American immunologist

Harvey Cantor is an American immunologist known for his studies of the development and immunological function of T lymphocytes. Cantor is currently the Baruj Benacerraf Professor of Immunology and Microbiology at the Harvard Medical School.

== Research ==

Cantor's early studies focused on the development and function of lymphocytes derived from the thymus (T-lymphocytes or T cells).
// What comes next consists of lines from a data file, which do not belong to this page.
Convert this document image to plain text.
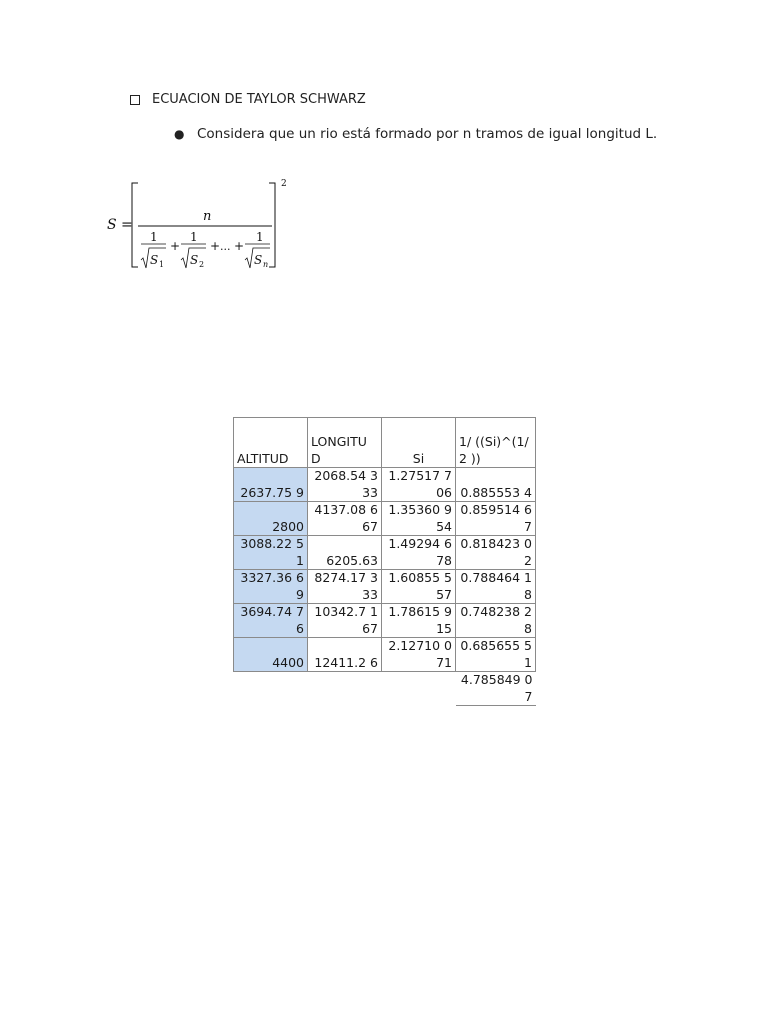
ECUACION DE TAYLOR SCHWARZ
● Considera que un rio está formado por n tramos de igual longitud L.
S =
2
n
1
S 1
+
1
S 2
+ ... +
1
S n
ALTITUD	LONGITU D	Si	1/ ((Si)^(1/2 ))
2637.75 9	2068.54 333	1.27517 706	0.885553 4
2800	4137.08 667	1.35360 954	0.859514 67
3088.22 51	6205.63	1.49294 678	0.818423 02
3327.36 69	8274.17 333	1.60855 557	0.788464 18
3694.74 76	10342.7 167	1.78615 915	0.748238 28
4400	12411.2 6	2.12710 071	0.685655 51
			4.785849 07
In particular, his research addressed whether the multiple immunological functions of T cells were invested in a single lineage or represented the specialized activities of distinct T cell subsets. This approach depended on the use of antibodies to cell surface glycoproteins or “markers” that might identify specialized subsets of lymphocytes with particular immunologic functions. This experimental approach was also used to investigate other lymphocyte populations, including “natural killer” cells. His laboratory continues to investigate the molecular and cellular elements that regulate the immune response and maintain self-tolerance in the context of autoimmune disorders, anti-tumor immunity and, more recently, Alzheimer's disease.

== Education ==

Cantor received an A.B. from Columbia University and M.D. from New York University School of Medicine, followed by fellowship training at the National Institutes of Health (NIH) in Bethesda, MD with Richard Asofsky and as an NIH Special Fellow at the National Institute for Medical Research in Mill Hill, London. Following a residency in medicine at Stanford, he joined the faculty of Harvard Medical School in 1975 as an assistant professor of medicine and, since 1979, has been professor of pathology. In 1998, Cantor was appointed chair of the Department of Cancer Immunology & Virology at the Dana-Farber Cancer Institute and in 2007 he was honored by appointment to the Baruj Benacerraf Professorship at Harvard Medical School.

== Awards ==

Cantor was elected to the National Academy of Sciences (2002), the American Association for the Advancement of Science (2005) and the American Academy of Arts & Sciences (2010). More recently, Cantor received the 2019 Excellence in Mentoring Award and was elected as a Distinguished Fellow of the American Association of Immunologists in 2020.